CHP İzmir Milletvekili ve İzmir Esnaf ve Sanatkarlar Odaları Onursal Başkanı Mehmet Ali Susam, Yüksek Seçim Kurulu’nun yerel seçimlerde aday olmak isteyen meslek odası yöneticilerinin istifa etmesini zorunlu tutarkan, bakanlara böyle bir zorunluk getirmemesini eleştirdi.
İzmir’deki esnaf meslek odalarının 33 başkan ve yöneticisi CHP İzmir Milletvekili Mehmet Ali Susam’la ortak basın toplantısı düzenledi. Tüm meslek odası başkan ve yöneticilerin yerel seçimlerde aday olması halinde istifasını zorunlu tutan Yüksek Seçim Kurulu’nun bakanlar için böyle bir zorunluluk olmadığı yolunda aldığı karara itiraz ettiklerini belirten Mehmet Ali Susam, bunun demokrasinin eşitlik ilkesine darbe olduğunu savundu.
Susam, “Meslek odalarından yerel seçimlerde aday olmak isteyenlere istifa şartını getiren aynı kişiler, Bakanların aday olmalarıyla ilgili, 'Bakanlar zaten milletvekili sayılıyor, o yüzden istifa etmelerine gerek yok’ diyor. Devlet bütçesinin yüzde 30’unu yöneten Ulaştırma Bakanı’na siz, hem bakanlık görevini yürütüp, hem yerel seçimlerde aday olabilirsin diyeceksiniz. Soruyorum, bir Mimarlar Odası Başkanı mı yerel seçimlerde kaynaklarını kullanarak avantaj elde eder? Yoksa, bir Çevre ve Şehircilik Bakanlığı mı? Tabi ki Çevre ve Şehircilik Bakanlığı kaynaklarını daha etkin kullanır. Bu konu hakkında hükümet yetkilileriyle görüştük, alınan kararın yanlış olduğu ortadadır. Seçim adil olmaz, seçim güvenli olmaz. Bu toplantı demokrasi standartlarının yükseltme meselesidir, yerel demokrasiyi daha üst noktalara taşımak için, alınan kararın gözden geçirilmesini istemektir” diye konuştu.

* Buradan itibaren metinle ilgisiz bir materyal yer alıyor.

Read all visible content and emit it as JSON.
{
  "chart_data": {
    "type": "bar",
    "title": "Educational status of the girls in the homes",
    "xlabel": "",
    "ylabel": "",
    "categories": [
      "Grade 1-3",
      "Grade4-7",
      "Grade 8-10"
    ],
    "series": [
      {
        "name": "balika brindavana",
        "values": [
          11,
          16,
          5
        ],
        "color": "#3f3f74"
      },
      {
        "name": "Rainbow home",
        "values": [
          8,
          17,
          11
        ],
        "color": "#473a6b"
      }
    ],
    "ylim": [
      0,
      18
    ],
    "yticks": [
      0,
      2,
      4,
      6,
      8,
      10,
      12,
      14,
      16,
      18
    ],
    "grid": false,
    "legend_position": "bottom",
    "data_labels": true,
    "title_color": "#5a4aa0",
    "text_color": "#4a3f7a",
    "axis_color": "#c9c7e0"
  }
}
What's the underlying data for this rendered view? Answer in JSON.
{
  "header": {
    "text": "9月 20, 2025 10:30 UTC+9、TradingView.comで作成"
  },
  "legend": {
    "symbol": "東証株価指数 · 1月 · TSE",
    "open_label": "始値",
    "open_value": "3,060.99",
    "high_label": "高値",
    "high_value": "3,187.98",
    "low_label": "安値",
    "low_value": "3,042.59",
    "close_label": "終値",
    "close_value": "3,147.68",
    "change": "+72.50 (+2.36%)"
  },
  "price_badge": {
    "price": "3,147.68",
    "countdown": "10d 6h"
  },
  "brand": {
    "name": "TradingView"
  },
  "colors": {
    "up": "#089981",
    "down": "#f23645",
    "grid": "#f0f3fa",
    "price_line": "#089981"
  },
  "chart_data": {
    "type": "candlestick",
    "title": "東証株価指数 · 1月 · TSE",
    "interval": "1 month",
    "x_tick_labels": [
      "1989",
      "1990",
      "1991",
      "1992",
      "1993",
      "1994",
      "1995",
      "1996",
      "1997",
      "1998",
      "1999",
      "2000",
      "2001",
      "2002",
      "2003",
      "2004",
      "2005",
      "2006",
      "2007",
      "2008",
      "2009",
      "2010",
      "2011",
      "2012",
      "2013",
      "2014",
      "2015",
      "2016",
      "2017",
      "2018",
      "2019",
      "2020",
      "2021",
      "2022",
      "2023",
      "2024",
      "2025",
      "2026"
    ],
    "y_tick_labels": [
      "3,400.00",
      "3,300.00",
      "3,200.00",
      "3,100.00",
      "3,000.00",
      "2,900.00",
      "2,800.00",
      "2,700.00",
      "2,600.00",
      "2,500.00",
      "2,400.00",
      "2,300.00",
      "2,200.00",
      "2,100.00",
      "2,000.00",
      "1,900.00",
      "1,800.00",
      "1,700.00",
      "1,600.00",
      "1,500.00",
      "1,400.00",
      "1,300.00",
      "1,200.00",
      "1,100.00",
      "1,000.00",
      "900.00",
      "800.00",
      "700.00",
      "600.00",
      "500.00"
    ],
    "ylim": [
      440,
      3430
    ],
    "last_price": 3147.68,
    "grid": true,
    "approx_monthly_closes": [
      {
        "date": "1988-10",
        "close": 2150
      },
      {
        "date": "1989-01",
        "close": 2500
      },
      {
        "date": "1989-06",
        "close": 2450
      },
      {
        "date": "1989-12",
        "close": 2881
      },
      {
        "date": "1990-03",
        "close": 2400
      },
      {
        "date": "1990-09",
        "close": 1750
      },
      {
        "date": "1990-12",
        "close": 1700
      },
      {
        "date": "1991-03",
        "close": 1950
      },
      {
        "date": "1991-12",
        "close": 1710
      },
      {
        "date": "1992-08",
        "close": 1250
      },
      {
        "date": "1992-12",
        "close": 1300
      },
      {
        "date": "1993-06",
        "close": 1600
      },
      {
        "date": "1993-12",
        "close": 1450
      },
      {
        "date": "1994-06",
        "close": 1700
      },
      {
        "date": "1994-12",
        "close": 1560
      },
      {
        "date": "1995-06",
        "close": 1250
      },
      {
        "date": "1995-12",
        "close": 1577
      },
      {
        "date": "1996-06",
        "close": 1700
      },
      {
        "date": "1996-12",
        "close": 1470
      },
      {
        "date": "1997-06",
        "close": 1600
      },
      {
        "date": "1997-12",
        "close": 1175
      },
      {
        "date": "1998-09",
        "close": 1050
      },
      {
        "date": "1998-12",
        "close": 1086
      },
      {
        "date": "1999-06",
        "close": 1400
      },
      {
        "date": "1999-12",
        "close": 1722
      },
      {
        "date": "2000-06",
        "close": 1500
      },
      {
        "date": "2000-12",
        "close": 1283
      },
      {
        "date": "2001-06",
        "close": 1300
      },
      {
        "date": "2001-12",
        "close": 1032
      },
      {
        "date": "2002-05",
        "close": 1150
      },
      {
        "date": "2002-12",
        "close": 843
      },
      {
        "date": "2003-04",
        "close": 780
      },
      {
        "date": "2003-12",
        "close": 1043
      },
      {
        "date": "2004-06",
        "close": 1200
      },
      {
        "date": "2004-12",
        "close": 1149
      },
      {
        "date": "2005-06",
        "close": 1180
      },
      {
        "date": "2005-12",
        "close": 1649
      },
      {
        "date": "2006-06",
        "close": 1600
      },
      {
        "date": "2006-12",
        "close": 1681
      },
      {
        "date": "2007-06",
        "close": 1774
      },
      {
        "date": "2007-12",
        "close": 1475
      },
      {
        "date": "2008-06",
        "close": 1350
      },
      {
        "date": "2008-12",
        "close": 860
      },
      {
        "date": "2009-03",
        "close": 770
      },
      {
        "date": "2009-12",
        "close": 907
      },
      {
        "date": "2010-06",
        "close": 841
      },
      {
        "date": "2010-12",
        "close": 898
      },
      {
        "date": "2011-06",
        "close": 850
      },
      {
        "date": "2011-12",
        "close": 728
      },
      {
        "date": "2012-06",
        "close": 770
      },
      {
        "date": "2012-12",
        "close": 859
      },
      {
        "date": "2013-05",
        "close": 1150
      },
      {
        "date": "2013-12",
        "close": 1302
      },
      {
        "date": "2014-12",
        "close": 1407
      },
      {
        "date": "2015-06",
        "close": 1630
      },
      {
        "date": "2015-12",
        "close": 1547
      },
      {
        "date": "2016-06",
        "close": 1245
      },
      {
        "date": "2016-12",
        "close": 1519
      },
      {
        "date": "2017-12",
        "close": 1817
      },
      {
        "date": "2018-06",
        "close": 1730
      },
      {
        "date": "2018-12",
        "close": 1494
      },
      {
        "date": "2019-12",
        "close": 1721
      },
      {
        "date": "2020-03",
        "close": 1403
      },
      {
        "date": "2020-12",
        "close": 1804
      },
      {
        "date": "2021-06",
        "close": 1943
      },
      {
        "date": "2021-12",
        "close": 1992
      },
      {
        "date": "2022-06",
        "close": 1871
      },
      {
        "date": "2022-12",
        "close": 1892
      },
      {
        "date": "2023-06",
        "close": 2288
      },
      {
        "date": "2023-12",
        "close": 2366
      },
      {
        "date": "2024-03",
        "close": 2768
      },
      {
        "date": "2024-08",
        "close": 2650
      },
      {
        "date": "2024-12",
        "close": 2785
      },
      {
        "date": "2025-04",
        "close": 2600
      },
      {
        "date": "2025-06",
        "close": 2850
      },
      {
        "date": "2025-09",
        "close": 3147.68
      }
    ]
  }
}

2010 yılında milletvekili seçimleri ile ilgili değişiklik yapıldığını hatırlatan Susam, parlamentoda örgütlü toplumun temsilcilerinin seçimine kısıtlama getirildiğini söyledi. Çağdaş demokrasilerde yerel ve genel meclislerde seçilmiş insanların, seçilmiş oldukları kitlelerin sorumluluklarını taşıyarak oralarda yer almasının öngörüldüğünü hatırlatan Susam, "Maalesef ülkemizde demokrasiyi daha güçlendirme anlayışı içersinde olduğumuzun söylenmesine rağmen bunun tam tersini görüyoruz. Seçim güvenliği ve geleceği açısından YSK’nın aldığı kararının doğru olmadığını bir kez altını çiziyorum. Bu karar gözden geçirilmesi için iktidar partisinin en üst düzeydeki yöneticilerini ziyaret ettim. Konuyu söyledim. Tüm bunlara rağmen karar almak yerine haksızlığını ve usulsüzlüğü daha tırmanması seçim adaletli sağlanması için yüksek mahkeme olarak yeniden değerlendirmeye davet ediyorum” çağrısında bulundu.